Fairchild commander calls mobile homes, target of Proposition 1, incompatible
As ballots hit Spokane County voters’ mailboxes, Fairchild Air Force Base’s commander issued a rare warning Friday about possible encroachment near the base.
Col. Brian Newberry, commander of the 92nd Air Refueling Wing, said Friday that mobile home parks on the south side of Airway Heights are incompatible with Air Force operations. The parks, with 188 units, are located within an “accident potential zone” at the northeast end of the main runway at Fairchild.
The commander’s written statement comes as voters in Spokane County consider a property tax increase to pay to acquire those mobile home parks and relocate the tenants, but the statement doesn’t specifically mention the ballot measure.
Newberry’s statement also doesn’t address a proposed Spokane Tribe hotel and casino project that has some business and political leaders concerned about possible encroachment as well.
Newberry said the residential density in the crash zone “greatly exceeds the allowable standard of two units per acre for that zone, which is a non-compatible use within an accident potential zone.”
Proposition 1 asks voters whether they want to raise their taxes by 6.3 cents per $1,000 of assessed value to pay to buy the properties and relocate residents. The total cost of the project is pegged at $18.1 million.
The owner of a $200,000 home would see a tax increase of $12.60 annually for up to nine years if the measure is approved.
County Commissioner Al French said Newberry’s statement confirms that encroachment fears – and the ballot request – are legitimate.
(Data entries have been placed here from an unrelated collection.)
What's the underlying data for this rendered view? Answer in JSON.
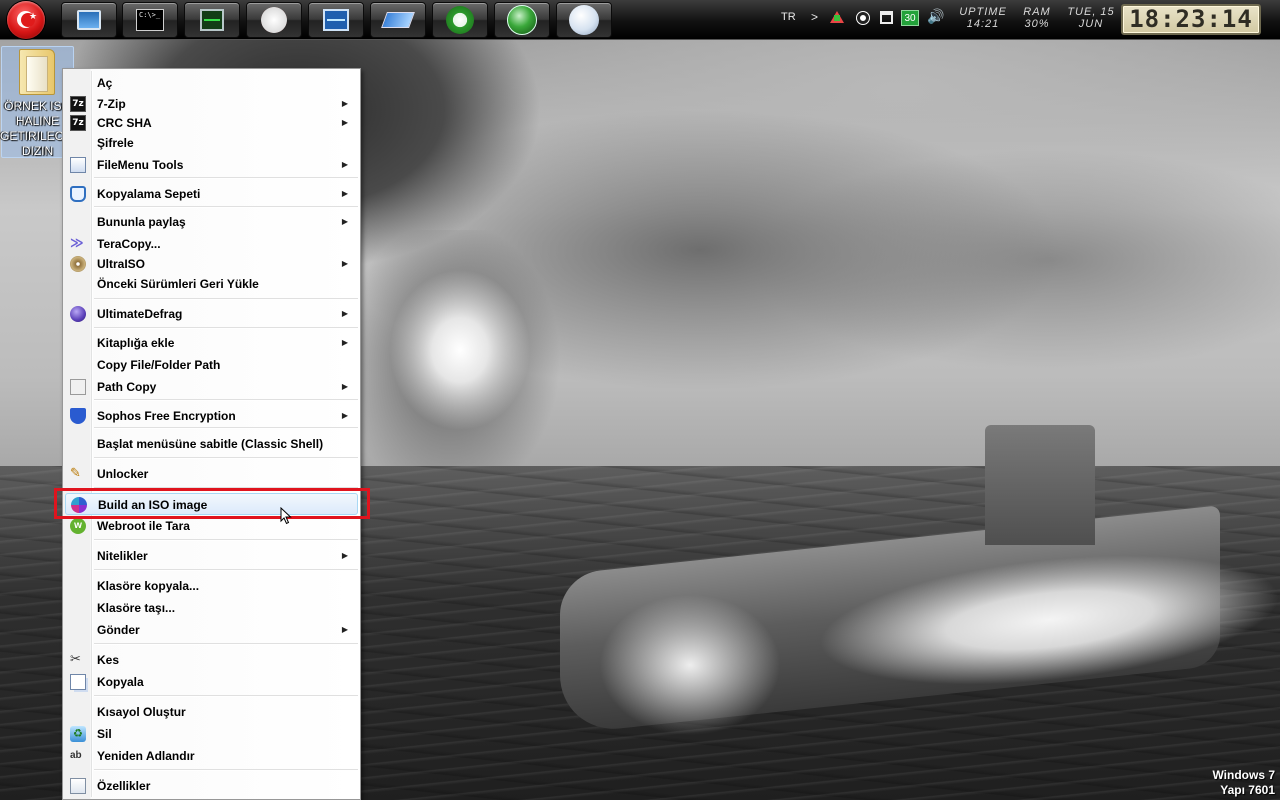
{
  "dock": {
    "items": [
      {
        "icon": "computer-icon"
      },
      {
        "icon": "command-prompt-icon",
        "text": "C:\\>_"
      },
      {
        "icon": "task-manager-icon"
      },
      {
        "icon": "compass-icon"
      },
      {
        "icon": "performance-monitor-icon"
      },
      {
        "icon": "windows-flag-icon"
      },
      {
        "icon": "key-icon"
      },
      {
        "icon": "globe-icon"
      },
      {
        "icon": "moon-icon"
      }
    ]
  },
  "tray": {
    "language": "TR",
    "arrow": ">",
    "network_badge": "30",
    "volume_glyph": "🔊"
  },
  "gauges": {
    "uptime_label": "UPTIME",
    "uptime_value": "14:21",
    "ram_label": "RAM",
    "ram_value": "30%",
    "date_line1": "TUE, 15",
    "date_line2": "JUN"
  },
  "clock": "18:23:14",
  "desktop_icon": {
    "label": "ÖRNEK ISO\nHALINE\nGETIRILECEK\nDIZIN"
  },
  "context_menu": {
    "items": [
      {
        "label": "Aç",
        "submenu": false
      },
      {
        "label": "7-Zip",
        "submenu": true,
        "icon": "7zip-icon"
      },
      {
        "label": "CRC SHA",
        "submenu": true,
        "icon": "7zip-icon"
      },
      {
        "label": "Şifrele",
        "submenu": false
      },
      {
        "label": "FileMenu Tools",
        "submenu": true,
        "icon": "documents-icon"
      },
      {
        "label": "Kopyalama Sepeti",
        "submenu": true,
        "icon": "basket-icon"
      },
      {
        "label": "Bununla paylaş",
        "submenu": true
      },
      {
        "label": "TeraCopy...",
        "submenu": false,
        "icon": "teracopy-icon"
      },
      {
        "label": "UltraISO",
        "submenu": true,
        "icon": "disc-icon"
      },
      {
        "label": "Önceki Sürümleri Geri Yükle",
        "submenu": false
      },
      {
        "label": "UltimateDefrag",
        "submenu": true,
        "icon": "defrag-icon"
      },
      {
        "label": "Kitaplığa ekle",
        "submenu": true
      },
      {
        "label": "Copy File/Folder Path",
        "submenu": false
      },
      {
        "label": "Path Copy",
        "submenu": true,
        "icon": "path-copy-icon"
      },
      {
        "label": "Sophos Free Encryption",
        "submenu": true,
        "icon": "shield-icon"
      },
      {
        "label": "Başlat menüsüne sabitle (Classic Shell)",
        "submenu": false
      },
      {
        "label": "Unlocker",
        "submenu": false,
        "icon": "wand-icon"
      },
      {
        "label": "Build an ISO image",
        "submenu": false,
        "icon": "iso-icon",
        "highlighted": true
      },
      {
        "label": "Webroot ile Tara",
        "submenu": false,
        "icon": "webroot-icon"
      },
      {
        "label": "Nitelikler",
        "submenu": true
      },
      {
        "label": "Klasöre kopyala...",
        "submenu": false
      },
      {
        "label": "Klasöre taşı...",
        "submenu": false
      },
      {
        "label": "Gönder",
        "submenu": true
      },
      {
        "label": "Kes",
        "submenu": false,
        "icon": "scissors-icon"
      },
      {
        "label": "Kopyala",
        "submenu": false,
        "icon": "copy-icon"
      },
      {
        "label": "Kısayol Oluştur",
        "submenu": false
      },
      {
        "label": "Sil",
        "submenu": false,
        "icon": "recycle-icon"
      },
      {
        "label": "Yeniden Adlandır",
        "submenu": false,
        "icon": "rename-icon"
      },
      {
        "label": "Özellikler",
        "submenu": false,
        "icon": "properties-icon"
      }
    ],
    "submenu_glyph": "▶"
  },
  "annotation": {
    "color": "#e0141e"
  },
  "watermark": {
    "line1": "Windows 7",
    "line2": "Yapı 7601"
  },
  "colors": {
    "menu_highlight": "#dceafb",
    "start_orb": "#d71616",
    "clock_face": "#d2c9a2"
  }
}
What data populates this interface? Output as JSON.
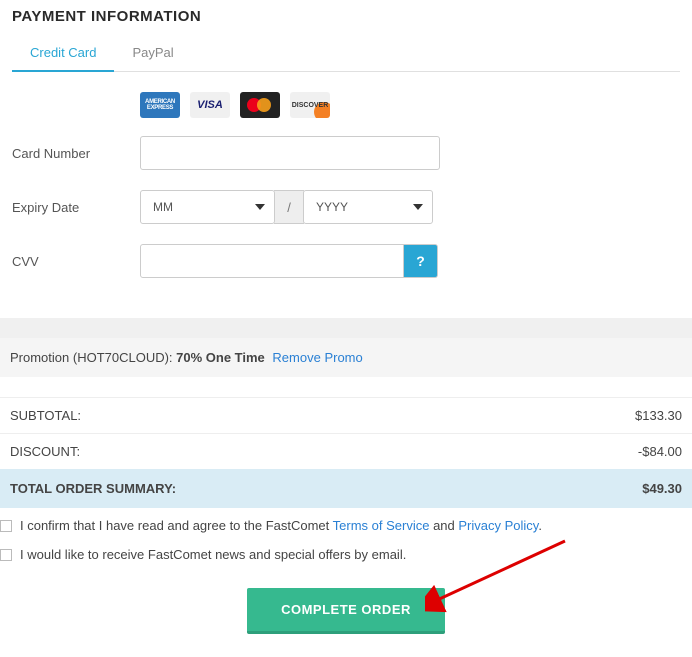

He said encroachment could become a mark against Fairchild in possible future base-closing decisions.
French said Fairchild is critical to the Eastern Washington economy, adding that the loss in property value and economic activity if it closed would be far greater than the cost of the relocation program.
In May, the Air Force decided to send its first fleet of new tankers, the Boeing KC-46A, to McConnell Air Force Base in Kansas, saying McConnell is closer to other bases that will operate the new tankers.
French said the scoring used by the Air Force in choosing McConnell also identified civilian encroachment in Airway Heights as an issue.
The county holds purchase and sale agreements with owners of the seven manufactured home parks at issue. If voters approve the ballot measure, the parks would be acquired at a price arrived at through independent appraisals.
At the same time, Catholic Charities and other organizations are working on a plan to build affordable apartments northeast of Airway Heights to create housing for the displaced tenants. Many of the residents in the mobile home parks are elderly and on fixed incomes.
Of the 188 units identified, 119 are individually owned. Another 69 units are property of the park owners and are occupied as rentals.